Incremental value of implantable loop recorders in arrhythmia detection and management in cardiomyopathies: Prospective study

Scritto il 09/03/2026
da Rita Amador

Rev Port Cardiol. 2026 Mar 7:S0870-2551(26)00062-4. doi: 10.1016/j.repc.2025.12.008. Online ahead of print.

ABSTRACT

INTRODUCTION AND OBJECTIVES: Implantable loop recorders (ILR) are increasingly being used for the detection of infrequent arrhythmias in patients with cardiomyopathies, especially in the presence of risk markers. The role of these devices in improving the detection of significant arrhythmias requiring a change in clinical management remains to be determined. Our purpose was to evaluate the diagnostic yield, types of arrhythmias, and subsequent management in cardiomyopathy patients receiving an ILR.

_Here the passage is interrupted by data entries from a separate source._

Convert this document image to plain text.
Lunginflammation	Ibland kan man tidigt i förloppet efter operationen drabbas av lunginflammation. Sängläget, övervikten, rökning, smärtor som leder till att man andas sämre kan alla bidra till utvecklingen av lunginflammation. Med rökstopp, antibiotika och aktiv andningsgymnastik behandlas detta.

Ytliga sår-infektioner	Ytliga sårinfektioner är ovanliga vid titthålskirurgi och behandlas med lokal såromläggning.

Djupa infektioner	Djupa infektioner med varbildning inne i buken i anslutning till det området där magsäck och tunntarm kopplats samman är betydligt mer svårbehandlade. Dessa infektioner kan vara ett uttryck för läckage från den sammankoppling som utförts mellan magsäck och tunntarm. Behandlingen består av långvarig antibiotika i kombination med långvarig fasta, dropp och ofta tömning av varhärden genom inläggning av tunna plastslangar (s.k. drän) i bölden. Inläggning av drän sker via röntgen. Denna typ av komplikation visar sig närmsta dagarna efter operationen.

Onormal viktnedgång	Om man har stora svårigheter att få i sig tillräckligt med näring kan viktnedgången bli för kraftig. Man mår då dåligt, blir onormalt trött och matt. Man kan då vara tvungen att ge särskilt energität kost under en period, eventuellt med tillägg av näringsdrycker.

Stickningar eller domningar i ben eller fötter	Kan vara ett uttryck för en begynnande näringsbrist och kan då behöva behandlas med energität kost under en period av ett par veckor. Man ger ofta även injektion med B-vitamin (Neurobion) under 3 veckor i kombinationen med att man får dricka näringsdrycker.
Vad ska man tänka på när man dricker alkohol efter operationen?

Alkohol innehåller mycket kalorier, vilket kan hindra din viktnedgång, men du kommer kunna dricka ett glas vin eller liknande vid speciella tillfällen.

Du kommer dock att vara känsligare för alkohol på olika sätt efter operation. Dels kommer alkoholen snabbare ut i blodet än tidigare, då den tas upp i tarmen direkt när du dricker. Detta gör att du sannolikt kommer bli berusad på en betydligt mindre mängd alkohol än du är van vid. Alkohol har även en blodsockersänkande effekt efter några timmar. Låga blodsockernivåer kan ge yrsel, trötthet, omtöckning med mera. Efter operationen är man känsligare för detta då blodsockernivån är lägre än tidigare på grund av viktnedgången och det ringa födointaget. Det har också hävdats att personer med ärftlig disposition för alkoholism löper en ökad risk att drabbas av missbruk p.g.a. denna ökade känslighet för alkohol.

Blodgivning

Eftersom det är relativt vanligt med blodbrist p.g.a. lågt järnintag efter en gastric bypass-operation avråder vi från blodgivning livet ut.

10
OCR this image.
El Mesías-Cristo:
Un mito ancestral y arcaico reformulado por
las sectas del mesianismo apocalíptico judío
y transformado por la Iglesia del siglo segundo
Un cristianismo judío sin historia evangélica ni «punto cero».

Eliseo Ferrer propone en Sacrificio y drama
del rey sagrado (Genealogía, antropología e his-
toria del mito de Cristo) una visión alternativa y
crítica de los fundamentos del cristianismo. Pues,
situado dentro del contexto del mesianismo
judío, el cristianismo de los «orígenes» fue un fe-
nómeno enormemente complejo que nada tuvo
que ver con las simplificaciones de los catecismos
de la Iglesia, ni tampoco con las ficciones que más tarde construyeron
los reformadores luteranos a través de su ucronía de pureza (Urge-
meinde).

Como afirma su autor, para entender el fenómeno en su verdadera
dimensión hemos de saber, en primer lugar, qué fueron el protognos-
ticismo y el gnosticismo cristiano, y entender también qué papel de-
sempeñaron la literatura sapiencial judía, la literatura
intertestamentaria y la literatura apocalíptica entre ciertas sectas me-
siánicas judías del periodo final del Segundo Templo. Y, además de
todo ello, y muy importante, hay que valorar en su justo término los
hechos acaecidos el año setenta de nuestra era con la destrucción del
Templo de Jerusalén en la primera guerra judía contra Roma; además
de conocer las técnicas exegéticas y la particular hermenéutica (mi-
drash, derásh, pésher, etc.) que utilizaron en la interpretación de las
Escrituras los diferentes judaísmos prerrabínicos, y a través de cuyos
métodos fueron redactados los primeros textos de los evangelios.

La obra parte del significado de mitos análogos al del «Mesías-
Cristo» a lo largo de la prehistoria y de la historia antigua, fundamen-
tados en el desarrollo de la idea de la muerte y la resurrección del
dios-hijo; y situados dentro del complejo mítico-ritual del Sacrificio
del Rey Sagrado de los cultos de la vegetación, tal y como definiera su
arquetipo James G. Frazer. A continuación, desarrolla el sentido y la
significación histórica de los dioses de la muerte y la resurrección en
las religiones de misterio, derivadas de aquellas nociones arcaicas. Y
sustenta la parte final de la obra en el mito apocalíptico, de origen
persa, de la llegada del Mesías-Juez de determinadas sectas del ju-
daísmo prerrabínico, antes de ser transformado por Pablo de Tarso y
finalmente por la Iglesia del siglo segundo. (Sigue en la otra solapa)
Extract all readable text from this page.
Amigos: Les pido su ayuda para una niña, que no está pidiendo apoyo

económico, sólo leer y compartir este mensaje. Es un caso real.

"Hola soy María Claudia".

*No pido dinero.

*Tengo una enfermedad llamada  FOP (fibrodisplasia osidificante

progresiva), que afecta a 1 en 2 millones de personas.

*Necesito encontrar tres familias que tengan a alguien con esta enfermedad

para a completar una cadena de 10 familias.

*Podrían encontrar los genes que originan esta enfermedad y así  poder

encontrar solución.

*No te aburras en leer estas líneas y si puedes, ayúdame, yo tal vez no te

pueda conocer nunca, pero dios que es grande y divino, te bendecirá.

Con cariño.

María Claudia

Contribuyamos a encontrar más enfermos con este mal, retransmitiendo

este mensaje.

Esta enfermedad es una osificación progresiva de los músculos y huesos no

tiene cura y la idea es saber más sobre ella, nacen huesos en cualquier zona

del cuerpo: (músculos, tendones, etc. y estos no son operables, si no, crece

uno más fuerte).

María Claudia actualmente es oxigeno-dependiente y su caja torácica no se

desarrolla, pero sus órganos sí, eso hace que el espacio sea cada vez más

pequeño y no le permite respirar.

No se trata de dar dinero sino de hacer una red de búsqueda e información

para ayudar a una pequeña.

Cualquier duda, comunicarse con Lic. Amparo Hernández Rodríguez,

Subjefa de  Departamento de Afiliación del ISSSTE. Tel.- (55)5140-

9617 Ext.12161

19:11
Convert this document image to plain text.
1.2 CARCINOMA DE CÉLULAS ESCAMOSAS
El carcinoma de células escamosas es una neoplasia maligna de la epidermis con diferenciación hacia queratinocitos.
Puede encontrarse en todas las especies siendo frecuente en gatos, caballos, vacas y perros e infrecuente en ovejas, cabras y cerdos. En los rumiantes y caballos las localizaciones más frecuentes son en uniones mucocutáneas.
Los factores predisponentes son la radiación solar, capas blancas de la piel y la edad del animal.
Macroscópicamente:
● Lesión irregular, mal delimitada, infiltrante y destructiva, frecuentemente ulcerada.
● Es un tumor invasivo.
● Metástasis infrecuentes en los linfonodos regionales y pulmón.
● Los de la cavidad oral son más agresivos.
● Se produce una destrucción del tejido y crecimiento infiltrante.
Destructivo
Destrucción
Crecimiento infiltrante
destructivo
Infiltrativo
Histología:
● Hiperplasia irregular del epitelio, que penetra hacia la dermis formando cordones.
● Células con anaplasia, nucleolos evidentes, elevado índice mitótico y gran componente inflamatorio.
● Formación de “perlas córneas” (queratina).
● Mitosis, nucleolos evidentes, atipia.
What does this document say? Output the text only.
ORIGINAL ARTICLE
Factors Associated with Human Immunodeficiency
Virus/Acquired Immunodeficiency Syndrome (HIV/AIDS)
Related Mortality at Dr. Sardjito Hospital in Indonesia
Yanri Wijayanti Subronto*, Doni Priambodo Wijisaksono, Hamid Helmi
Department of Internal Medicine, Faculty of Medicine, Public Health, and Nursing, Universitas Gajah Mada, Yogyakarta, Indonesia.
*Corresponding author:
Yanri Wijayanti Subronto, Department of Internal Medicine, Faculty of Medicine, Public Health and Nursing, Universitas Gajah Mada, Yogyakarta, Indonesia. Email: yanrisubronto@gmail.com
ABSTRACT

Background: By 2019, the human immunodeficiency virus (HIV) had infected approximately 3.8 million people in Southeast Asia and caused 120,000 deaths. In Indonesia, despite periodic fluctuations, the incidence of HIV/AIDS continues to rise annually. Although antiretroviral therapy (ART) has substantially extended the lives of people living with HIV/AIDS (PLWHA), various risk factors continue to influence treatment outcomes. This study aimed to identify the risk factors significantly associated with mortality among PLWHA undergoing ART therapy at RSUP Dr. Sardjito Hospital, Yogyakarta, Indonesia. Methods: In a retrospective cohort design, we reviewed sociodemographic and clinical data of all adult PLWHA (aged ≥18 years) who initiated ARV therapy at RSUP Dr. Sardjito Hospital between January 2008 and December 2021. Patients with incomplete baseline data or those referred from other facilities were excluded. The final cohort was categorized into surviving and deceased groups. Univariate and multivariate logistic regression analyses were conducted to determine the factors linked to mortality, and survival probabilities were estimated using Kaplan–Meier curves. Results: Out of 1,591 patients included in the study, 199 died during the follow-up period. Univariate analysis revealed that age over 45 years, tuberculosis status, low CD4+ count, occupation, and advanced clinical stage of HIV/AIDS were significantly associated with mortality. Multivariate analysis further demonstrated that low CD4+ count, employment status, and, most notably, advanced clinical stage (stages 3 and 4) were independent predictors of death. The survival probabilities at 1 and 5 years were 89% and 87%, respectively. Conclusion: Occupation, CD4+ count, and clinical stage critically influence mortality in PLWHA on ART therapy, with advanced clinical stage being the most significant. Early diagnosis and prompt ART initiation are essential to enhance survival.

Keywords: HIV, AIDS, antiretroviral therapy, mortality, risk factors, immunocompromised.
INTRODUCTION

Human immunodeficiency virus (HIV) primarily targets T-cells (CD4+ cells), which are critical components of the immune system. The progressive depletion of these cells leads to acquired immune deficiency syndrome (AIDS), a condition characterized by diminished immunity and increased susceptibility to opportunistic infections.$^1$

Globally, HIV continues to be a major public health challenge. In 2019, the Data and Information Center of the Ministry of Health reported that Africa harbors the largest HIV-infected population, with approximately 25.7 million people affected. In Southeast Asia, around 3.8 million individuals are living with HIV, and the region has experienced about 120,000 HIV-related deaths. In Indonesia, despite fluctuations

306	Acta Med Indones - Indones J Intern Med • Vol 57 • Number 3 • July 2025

METHODS: Prospective single-center study in cardiomyopathy patients considered at borderline risk for ventricular arrhythmias, who had received an ILR. The primary endpoint was a meaningful arrhythmic event detection leading to a change in clinical management.

RESULTS: A total of 45 patients were included, 51% were male, median age was 62 (48-71) years. The underlying disease was hypertrophic cardiomyopathy (HCM) in 31 patients (69%), dilated and non-dilated left ventricle cardiomyopathy (DCM/NDLVC) in 12 patients (26%) and transthyretin amyloid cardiomyopathy (ATTR-CM) in two patients (4%). The most frequent risk markers were brief run of non-sustained ventricular tachycardia in 42%, unexplained syncope/presyncope in 36%, family history of premature sudden cardiac death (SCD) in a first-degree relative in 36%, and palpitations suspicious of arrhythmic origin in 18% of patients. In the HCM cohort, median HCM Risk-SCD score was 3.07 (2.68 - 3.76)%, with 19% of patients having an estimated 5-year risk of SCD ≥4%. Mean maximum wall thickness was 20±4mm, mean left atrial diameter was 43±7mm, 23% of patients had obstructive HCM, late gadolinium enhancement (LGE) was present in 74% - with 52% of patients presenting extensive LGE-, and left ventricle apical aneurysm in 3%. A sarcomeric pathogenic variant was identified in 26%. Among the DCM/NDLVC patients, 58% had left ventricular ejection <50%, 25% carried pathogenic/likely pathogenic variants on genetic testing and 25% exhibited an extensive ring-like scar pattern on cardiac magnetic resonance (CMR). During a mean follow-up of 19±13 months, 44% of patients had, at least, one ILR-guided diagnosis. De novo atrial fibrillation was diagnosed in 24% of patients and was the main detected event. Due to ILR-guided diagnosis, 20% (9 patients) received an implantable cardioverter-defibrillator (ICD), one of which with subsequent appropriate ICD therapies.

CONCLUSION: This study provides insight into the possible role of ILR in this population, not only for the diagnosis of ventricular arrhythmias, but also for detection of atrial fibrillation, which can lead to different clinical management.